Durante a entrevista, Ney Matogrosso também falou sobre o que enfrentou ao se assumir gay. "Houve questões em casa desde cedo. Embora eu me enxergasse como uma criança comum, que gostava de pintar, desenhar e cantar, meu pai me chamava de viado. Um dia, perto de eu deixar o Mato Grosso do Sul, aos 17 anos, falou isso de novo e respondi: 'Eu não sou, não, mas o dia em que for, o Brasil inteiro vai saber'. A praga pegou. Na adolescência, sentia atração por homens, sem ir adiante. Até ali só havia tido relação com mulheres. Aos 20, época em que trabalhava em um laboratório em Brasília, experimentei a primeira relação homossexual", lembrou.
"Nunca tive a intenção de tirar ninguém do armário, mas acredito que aconteça, sim. As roupas e a pintura no rosto, na verdade, eram uma forma de me proteger, preservando minha identidade. Lembro que saí de um show no Maracanãzinho e, no dia seguinte, estava na praia à vontade, ouvindo falarem de mim, sem ser reconhecido.
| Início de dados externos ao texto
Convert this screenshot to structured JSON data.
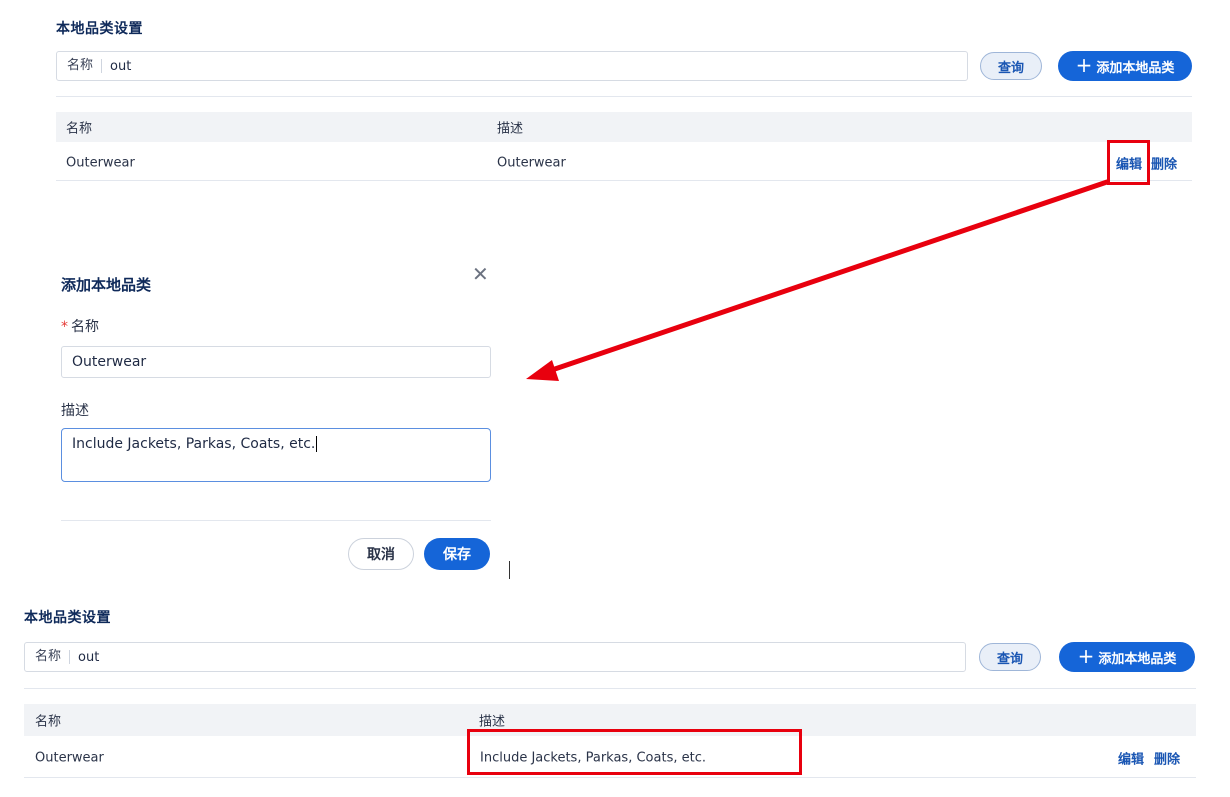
{
  "before": {
    "title": "本地品类设置",
    "search": {
      "label": "名称",
      "value": "out"
    },
    "query_label": "查询",
    "add_label": "添加本地品类",
    "table": {
      "headers": [
        "名称",
        "描述"
      ],
      "rows": [
        {
          "name": "Outerwear",
          "description": "Outerwear",
          "edit": "编辑",
          "delete": "删除"
        }
      ]
    }
  },
  "modal": {
    "title": "添加本地品类",
    "name_label": "名称",
    "name_value": "Outerwear",
    "desc_label": "描述",
    "desc_value": "Include Jackets, Parkas, Coats, etc.",
    "cancel_label": "取消",
    "save_label": "保存"
  },
  "after": {
    "title": "本地品类设置",
    "search": {
      "label": "名称",
      "value": "out"
    },
    "query_label": "查询",
    "add_label": "添加本地品类",
    "table": {
      "headers": [
        "名称",
        "描述"
      ],
      "rows": [
        {
          "name": "Outerwear",
          "description": "Include Jackets, Parkas, Coats, etc.",
          "edit": "编辑",
          "delete": "删除"
        }
      ]
    }
  },
  "colors": {
    "accent": "#1565d8",
    "highlight": "#e8000e",
    "title": "#0f2a5a"
  },
  "icons": {
    "add": "plus-icon",
    "close": "close-icon",
    "arrow": "red-arrow"
  }
}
Aquilo me transformava em uma espécie de super-homem", declarou Ney.
O artista também explicou porque evita falar sobre política em público. "E eu sou obrigado? Os políticos não me convencem. Prefiro ser free, sabe? Votar em quem eu quero e quando quero, sem envolvimento com a vida partidária", decretou. "A única vez que cogitei recorrer ao benefício [da Lei Rouanet] tive uma péssima experiência. Entendo que leis como esta dão certo em várias partes do mundo, mas aqui vi casos em que ela foi desvirtuada e contaminada. Cheguei a me encontrar com um integrante do Ministério de Minas e Energia, que disse que me daria 200 mil reais para um projeto, com a condição de eu reservar para ele uma porcentagem do valor. Fui embora. A questão não é a lei, é a forma como se utilizam dela", denunciou.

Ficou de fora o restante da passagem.